En haut de la liste des dispositifs répressifs utilisés par Didier Lallement, figure la BRAV-M, la brigade de répression des actions violentes motorisées. Plus simplement : des policiers opérant en duo à moto. Créée en 2019 pour augmenter la mobilité des policiers et réagir aux débordements, cette brigade a régulièrement été pointée du doigt, car jugée trop brutale. Mais il fallait s’adapter aux manifestations devenues plus violentes, estime Fabien Vanhmelryck : « Il a su prendre la mesure du virage qu’ont pris les violences. Il fallait un nouveau maintien de l’ordre avec une rapidité d’intervention. C’est ce qu’il a fait avec ce dispositif qui a montré son efficacité ». Pour Bruno Angelo, c’est justement le recours systématique à cette unité qui pose problème : « Il en a fait son jouet. Il l’a trop utilisé et surtout pas à bon escient. Il a presque oublié les autres services d’intervention ».
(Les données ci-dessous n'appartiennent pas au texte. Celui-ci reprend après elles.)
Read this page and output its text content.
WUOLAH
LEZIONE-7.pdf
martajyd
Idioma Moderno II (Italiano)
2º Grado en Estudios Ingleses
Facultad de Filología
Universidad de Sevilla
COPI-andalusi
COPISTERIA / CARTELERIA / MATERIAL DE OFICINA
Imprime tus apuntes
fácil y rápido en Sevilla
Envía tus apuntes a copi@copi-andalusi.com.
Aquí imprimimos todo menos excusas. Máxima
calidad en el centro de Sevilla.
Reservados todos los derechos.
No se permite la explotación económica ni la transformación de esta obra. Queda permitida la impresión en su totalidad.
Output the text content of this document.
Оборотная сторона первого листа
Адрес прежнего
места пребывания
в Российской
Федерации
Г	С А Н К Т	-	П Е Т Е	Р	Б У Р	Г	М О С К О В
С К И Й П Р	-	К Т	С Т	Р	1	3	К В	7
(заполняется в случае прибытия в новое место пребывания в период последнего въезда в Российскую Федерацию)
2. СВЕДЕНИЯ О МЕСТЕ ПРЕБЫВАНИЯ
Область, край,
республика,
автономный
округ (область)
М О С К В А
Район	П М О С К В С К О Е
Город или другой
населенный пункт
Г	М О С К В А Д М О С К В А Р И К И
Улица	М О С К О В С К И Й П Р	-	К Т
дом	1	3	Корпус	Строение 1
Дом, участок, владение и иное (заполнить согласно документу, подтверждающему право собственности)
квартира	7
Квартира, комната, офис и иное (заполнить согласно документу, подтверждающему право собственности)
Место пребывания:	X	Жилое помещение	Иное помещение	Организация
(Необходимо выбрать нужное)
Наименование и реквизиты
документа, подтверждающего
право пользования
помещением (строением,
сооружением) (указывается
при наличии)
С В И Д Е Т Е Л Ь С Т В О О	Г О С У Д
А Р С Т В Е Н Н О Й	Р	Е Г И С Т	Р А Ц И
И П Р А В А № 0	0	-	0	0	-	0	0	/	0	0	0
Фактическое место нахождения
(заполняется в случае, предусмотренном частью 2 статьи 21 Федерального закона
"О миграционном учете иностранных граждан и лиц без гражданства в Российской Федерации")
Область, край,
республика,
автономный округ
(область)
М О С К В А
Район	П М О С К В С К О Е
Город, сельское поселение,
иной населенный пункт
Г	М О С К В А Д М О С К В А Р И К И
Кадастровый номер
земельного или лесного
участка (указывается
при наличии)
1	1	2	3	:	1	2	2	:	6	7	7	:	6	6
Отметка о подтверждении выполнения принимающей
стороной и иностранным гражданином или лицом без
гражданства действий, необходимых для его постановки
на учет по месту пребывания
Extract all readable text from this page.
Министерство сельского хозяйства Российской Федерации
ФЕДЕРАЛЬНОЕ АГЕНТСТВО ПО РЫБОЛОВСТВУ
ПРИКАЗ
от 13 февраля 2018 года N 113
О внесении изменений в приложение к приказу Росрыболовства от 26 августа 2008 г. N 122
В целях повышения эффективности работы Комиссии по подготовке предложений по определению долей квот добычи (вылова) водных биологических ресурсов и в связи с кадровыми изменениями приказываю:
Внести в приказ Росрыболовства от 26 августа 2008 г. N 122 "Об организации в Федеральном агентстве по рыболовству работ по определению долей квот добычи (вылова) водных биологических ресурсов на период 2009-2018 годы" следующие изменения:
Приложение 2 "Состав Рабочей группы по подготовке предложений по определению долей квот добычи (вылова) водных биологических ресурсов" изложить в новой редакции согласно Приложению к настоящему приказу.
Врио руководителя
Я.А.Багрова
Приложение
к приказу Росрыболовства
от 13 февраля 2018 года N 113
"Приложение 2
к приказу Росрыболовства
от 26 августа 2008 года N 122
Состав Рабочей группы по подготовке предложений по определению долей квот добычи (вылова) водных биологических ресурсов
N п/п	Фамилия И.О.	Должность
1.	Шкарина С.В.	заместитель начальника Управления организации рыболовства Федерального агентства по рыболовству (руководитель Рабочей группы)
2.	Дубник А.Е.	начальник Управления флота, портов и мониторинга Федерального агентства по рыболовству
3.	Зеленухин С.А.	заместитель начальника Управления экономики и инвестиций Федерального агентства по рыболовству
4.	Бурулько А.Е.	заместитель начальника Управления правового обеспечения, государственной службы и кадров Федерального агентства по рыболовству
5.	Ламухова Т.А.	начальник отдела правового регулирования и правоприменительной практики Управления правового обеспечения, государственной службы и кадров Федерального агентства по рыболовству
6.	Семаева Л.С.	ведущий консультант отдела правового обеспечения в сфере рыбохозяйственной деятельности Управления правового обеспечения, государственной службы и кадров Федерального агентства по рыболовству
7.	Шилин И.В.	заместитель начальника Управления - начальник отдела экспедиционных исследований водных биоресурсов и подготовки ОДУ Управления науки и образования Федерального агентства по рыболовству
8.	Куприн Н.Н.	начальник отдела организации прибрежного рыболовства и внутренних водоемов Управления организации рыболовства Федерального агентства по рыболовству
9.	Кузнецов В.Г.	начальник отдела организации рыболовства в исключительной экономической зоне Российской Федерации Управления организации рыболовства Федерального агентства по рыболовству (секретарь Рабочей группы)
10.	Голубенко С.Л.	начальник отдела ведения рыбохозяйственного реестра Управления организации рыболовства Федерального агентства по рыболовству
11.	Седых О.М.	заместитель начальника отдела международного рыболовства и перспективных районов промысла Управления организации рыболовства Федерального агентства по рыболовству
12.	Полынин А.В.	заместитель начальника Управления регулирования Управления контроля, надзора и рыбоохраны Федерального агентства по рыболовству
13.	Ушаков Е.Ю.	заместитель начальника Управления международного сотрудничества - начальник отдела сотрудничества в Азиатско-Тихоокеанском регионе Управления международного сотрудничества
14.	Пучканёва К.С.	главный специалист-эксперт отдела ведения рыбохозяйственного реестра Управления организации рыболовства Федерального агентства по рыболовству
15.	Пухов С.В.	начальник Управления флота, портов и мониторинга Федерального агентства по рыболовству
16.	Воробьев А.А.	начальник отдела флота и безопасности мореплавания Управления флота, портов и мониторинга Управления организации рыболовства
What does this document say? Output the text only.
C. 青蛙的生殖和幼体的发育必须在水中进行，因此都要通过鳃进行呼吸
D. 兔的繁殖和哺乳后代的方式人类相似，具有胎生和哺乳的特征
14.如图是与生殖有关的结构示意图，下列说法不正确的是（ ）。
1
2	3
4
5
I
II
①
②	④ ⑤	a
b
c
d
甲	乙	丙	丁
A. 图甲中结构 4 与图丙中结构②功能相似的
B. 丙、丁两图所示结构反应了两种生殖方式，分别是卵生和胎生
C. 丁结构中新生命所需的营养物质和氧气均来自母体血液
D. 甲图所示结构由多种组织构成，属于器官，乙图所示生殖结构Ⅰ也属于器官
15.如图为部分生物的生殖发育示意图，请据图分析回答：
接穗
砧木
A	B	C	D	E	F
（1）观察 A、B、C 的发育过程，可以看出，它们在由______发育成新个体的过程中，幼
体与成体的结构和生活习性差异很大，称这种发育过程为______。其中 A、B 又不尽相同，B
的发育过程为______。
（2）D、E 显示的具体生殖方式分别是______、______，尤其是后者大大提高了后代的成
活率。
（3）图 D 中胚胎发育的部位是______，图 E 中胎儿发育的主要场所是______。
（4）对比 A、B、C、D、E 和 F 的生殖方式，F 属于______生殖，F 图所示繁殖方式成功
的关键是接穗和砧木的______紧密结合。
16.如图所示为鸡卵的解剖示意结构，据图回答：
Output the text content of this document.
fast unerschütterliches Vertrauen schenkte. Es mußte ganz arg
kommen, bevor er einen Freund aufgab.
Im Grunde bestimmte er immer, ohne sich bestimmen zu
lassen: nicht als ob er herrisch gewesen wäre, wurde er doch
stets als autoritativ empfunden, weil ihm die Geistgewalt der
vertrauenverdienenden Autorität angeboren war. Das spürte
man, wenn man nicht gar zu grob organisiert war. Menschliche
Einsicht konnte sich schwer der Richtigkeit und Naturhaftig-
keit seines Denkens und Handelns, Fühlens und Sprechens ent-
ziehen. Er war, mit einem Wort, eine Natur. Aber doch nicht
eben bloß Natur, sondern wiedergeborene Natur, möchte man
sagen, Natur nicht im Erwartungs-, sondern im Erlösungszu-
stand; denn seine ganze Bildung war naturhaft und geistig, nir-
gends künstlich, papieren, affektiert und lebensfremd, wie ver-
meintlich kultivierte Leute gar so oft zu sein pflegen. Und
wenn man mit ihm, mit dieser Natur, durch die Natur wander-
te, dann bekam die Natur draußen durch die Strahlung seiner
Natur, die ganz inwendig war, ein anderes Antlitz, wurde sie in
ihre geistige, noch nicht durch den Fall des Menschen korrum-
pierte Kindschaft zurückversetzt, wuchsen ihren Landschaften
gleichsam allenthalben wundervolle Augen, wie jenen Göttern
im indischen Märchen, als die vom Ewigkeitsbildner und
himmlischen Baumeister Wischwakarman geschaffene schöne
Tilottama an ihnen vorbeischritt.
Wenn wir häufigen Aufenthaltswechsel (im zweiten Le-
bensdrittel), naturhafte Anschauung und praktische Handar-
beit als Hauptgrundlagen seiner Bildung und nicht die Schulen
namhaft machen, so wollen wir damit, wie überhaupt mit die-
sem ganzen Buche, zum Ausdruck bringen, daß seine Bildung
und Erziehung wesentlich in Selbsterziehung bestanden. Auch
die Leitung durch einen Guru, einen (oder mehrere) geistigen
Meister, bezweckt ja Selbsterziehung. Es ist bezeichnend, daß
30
Et sur le terrain de la communication, les quelques prises de paroles publiques de Didier Lallement n’ont pas amélioré sa popularité. Pourtant soumis à un devoir de réserve, comme son poste l’exige, le préfet de police de Paris a offert quelques sorties inhabituelles. Comme en novembre 2019, où, interpellé par une militante des « gilets jaunes », il répond : « Nous ne sommes pas du même camp, madame ! », avant de tourner les talons. Il reconnaîtra deux jours plus tard « une maladresse ». Ou en avril 2020, en plein déferlement du Covid-19, quand il épingle certains patients : « Ceux qui sont aujourd’hui hospitalisés, qu’on trouve dans les réanimations, sont ceux qui au début du confinement ne l’ont pas respecté. Il y a une corrélation très simple ». Le mea culpa arrivera quelques heures plus tard via un communiqué dans lequel le fonctionnaire affirme « regretter » ses propos.

« Une main de fer »

Et la liste est encore longue : violences lors d’une manifestation féministe en mars 2020, évacuation musclée de migrants place de la République en novembre de la même année, conflit sur la gestion du crack à Paris… En décembre 2020, plus de 70 élus parisiens avaient même réclamé sa démission : « La présence de M. Lallement au poste de préfet de police de Paris non seulement n’est pas, comme l’exigerait sa fonction, une garantie de protection de la sécurité des Parisien.ne.s, mais plus encore qu’elle les met en danger », avaient-ils écrit dans un courrier adressé à Emmanuel Macron. Plus récemment, c’est le chaos lors de la finale de la Ligue des champions, au Stade de France, qui a remis la lumière sur lui.

A l’heure de son départ, au sein des forces de l’ordre, certains dépeignent un homme froid, pas vraiment partisan du dialogue avec ses effectifs. « Il a dirigé la préfecture d’une main de fer, c’est quelqu’un de très psychorigide, avec une idée précise de ce que doit être la police. Il n’était pas partisan du partage, il décidait sans prendre en compte les remarques qu’on pouvait lui faire », décrit une source syndicale. « Son mandat a été un des plus difficiles avec la période tourmentée que l’on connaît, il faut quand même le reconnaître. Le dialogue, il le gère de la même manière que l’ordre, avec autorité et fermeté », tempère de son côté Fabien Vanhemelryck.

Son successeur suivra-t-il le même chemin ? Selon des sources policières et plusieurs médias, Laurent Nuñez, actuel coordonnateur national du renseignement et de la lutte contre le terrorisme, qui est le grand favori pour héritier du prestigieux poste.